Whoever you are, my “talking to real people in the Midwest” credentials are better than yours. I am a psychiatrist. I work in Michigan. My job is pretty much talking to former industrial workers about all the ways their lives have gone wrong, eight hours a day, every day. I am aware that these people are very angry.

But is it the level of anger where 46% of them will vote Trump? Or the level of anger where 48% of them will vote Trump? Because Hillary got about 47% of the vote in Michigan, so those two points are the difference between Trump winning the state and becoming President, versus losing the state and fading into ignominy. I do not think there is any level of deep connection to the collective consciousness of Michigan that allows you to distinguish between a 48%-Trump level of anger versus a 46%-Trump level of anger. Which means that even if you psychoanalyze Michiganders eight hours a day you still have to read the polls like everyone else. And the polls said that it was more like a 46% level of anger. And they were wrong.

But shouldn’t people who left their Beltway offices have at least realized that there was a significant amount of anger in the American people, and so Trump had a fighting chance? Yes. But all the polls also showed that there were a lot of Trump voters and that he had a fighting chance. If you were so confused that you didn’t realize that lots of people were angry and Trump had a fighting chance, I’m not sure that leaving your Beltway office would have helped much. In fact, I’m glad you didn’t. You probably would have wandered dazed into the street and gotten hit by a truck or something.

(or, if you made it to the Midwest, grain entrapment)

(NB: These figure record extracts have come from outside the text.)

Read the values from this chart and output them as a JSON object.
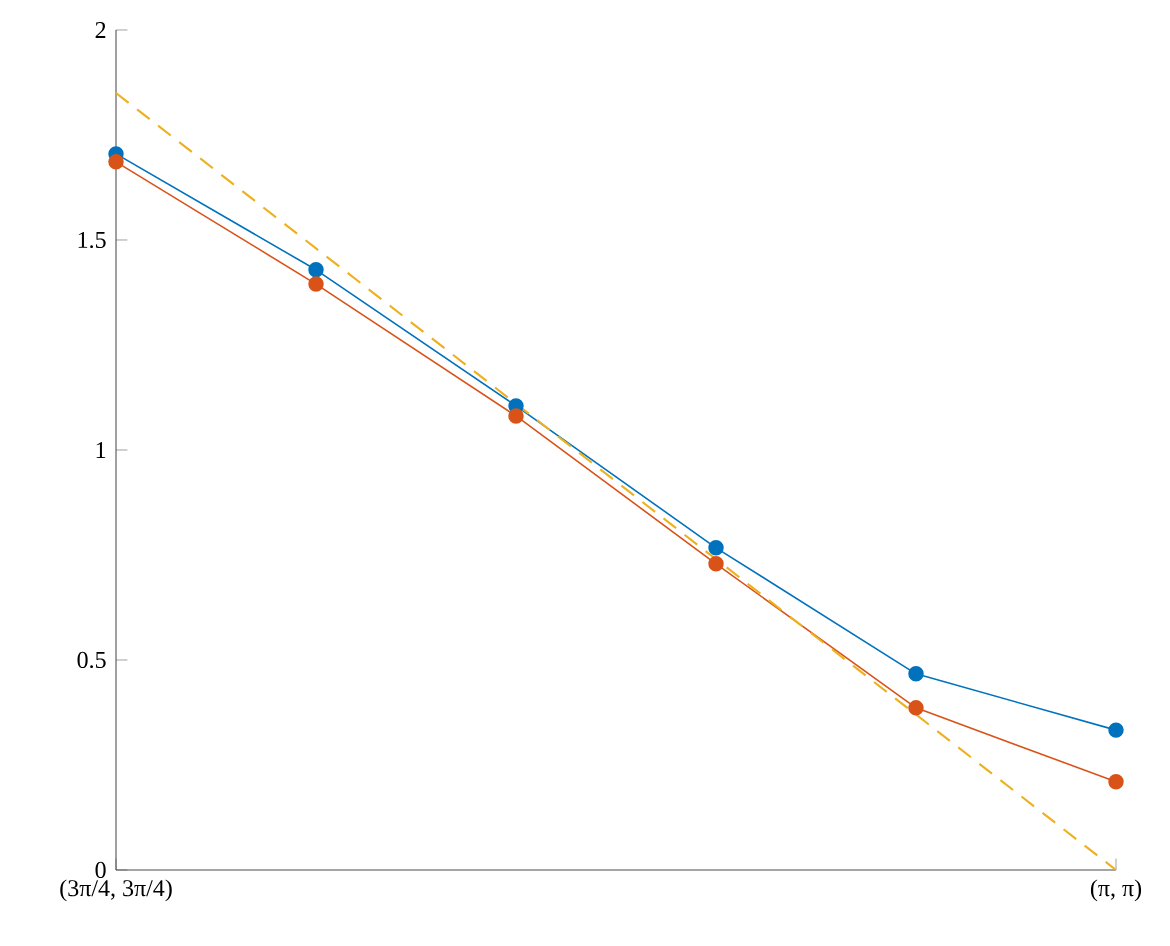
{
  "chart_data": {
    "type": "line",
    "categories": [
      "(3π/4, 3π/4)",
      null,
      null,
      null,
      null,
      "(π, π)"
    ],
    "ylim": [
      0,
      2
    ],
    "yticks": [
      0,
      0.5,
      1,
      1.5,
      2
    ],
    "series": [
      {
        "color": "#0072bd",
        "marker": "circle",
        "line_style": "solid",
        "values": [
          1.705,
          1.429,
          1.105,
          0.767,
          0.467,
          0.333
        ]
      },
      {
        "color": "#d95319",
        "marker": "circle",
        "line_style": "solid",
        "values": [
          1.686,
          1.395,
          1.081,
          0.729,
          0.386,
          0.21
        ]
      },
      {
        "color": "#edb120",
        "marker": "none",
        "line_style": "dashed",
        "values": [
          1.85,
          1.48,
          1.11,
          0.74,
          0.37,
          0
        ]
      }
    ]
  }
}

I guess there’s a version of this argument I endorse, which is that people who left their Beltway offices and talked to Real Americans might have realized that Trump voters were human beings with legitimate concerns and not just all alt-right Nazi KKK members. But again, if it takes a round-trip ticket to Peoria to convince our elites that people who disagree with them are not inscrutable hate-filled monsters, we have failed in a way more profound than not giving them that round-trip ticket.

7: People Who Are Worried That The Russians Hacked The Democrats To Influence The Elections

“Can you believe that the Democrats are trying to spin a narrative about foreign bogeymen out to get us?”

Okay, but did you look through the evidence that Russia was involved in the hacking? And don’t you agree it’s pretty strong?

“Yeah, but remember when the Republicans were the party of McCarthyism? And now this is totally the same thing!”

Okay, but did you look through the evidence that Russia was involved in the hacking? And don’t you agree it’s pretty strong?

“And just think, the CIA getting all upset about foreign powers interfering in an election! Pretty hypocritical, huh?”

Okay, but did you look through the evidence that Russia was involved in the hacking? And don’t you agree it’s pretty strong?

“And Hillary Clinton was such a terrible candidate, I bet it feels pretty good to be able to just blame everything on the Russians instead of admitting that you goofed by nominating her.”

Okay, but did you look through the evidence that Russia was involved in the hacking? And don’t you agree it’s pretty strong?

“There was that one guy on Twitter who posted a really cringeworthy rant about ‘game theory’. Can you believe that weirdo?”

Okay, but did you look through the evidence that Russia was involved in the hacking? And don’t you agree it’s pretty strong?

“Did I mention how funny it was that now the DEMOCRATS are the party of McCarthyism! Oooh, bogeyman Putin out to get you!”

Okay, but did you look through the evidence that Russia was involved in the hacking? And don’t you agree it’s pretty strong?

“Look, lay off, I’m not saying it’s false, I’m just saying we have more important things to talk about.”

And yet I checked your Twitter feed, and every tweet for the past two weeks has been you making fun of that game theory guy.

“I’m just saying that we’re focusing on Russia to the exclusion of everything else. Could there possibly be anything more pointlessly distracting from the real work that we’ve got to do?”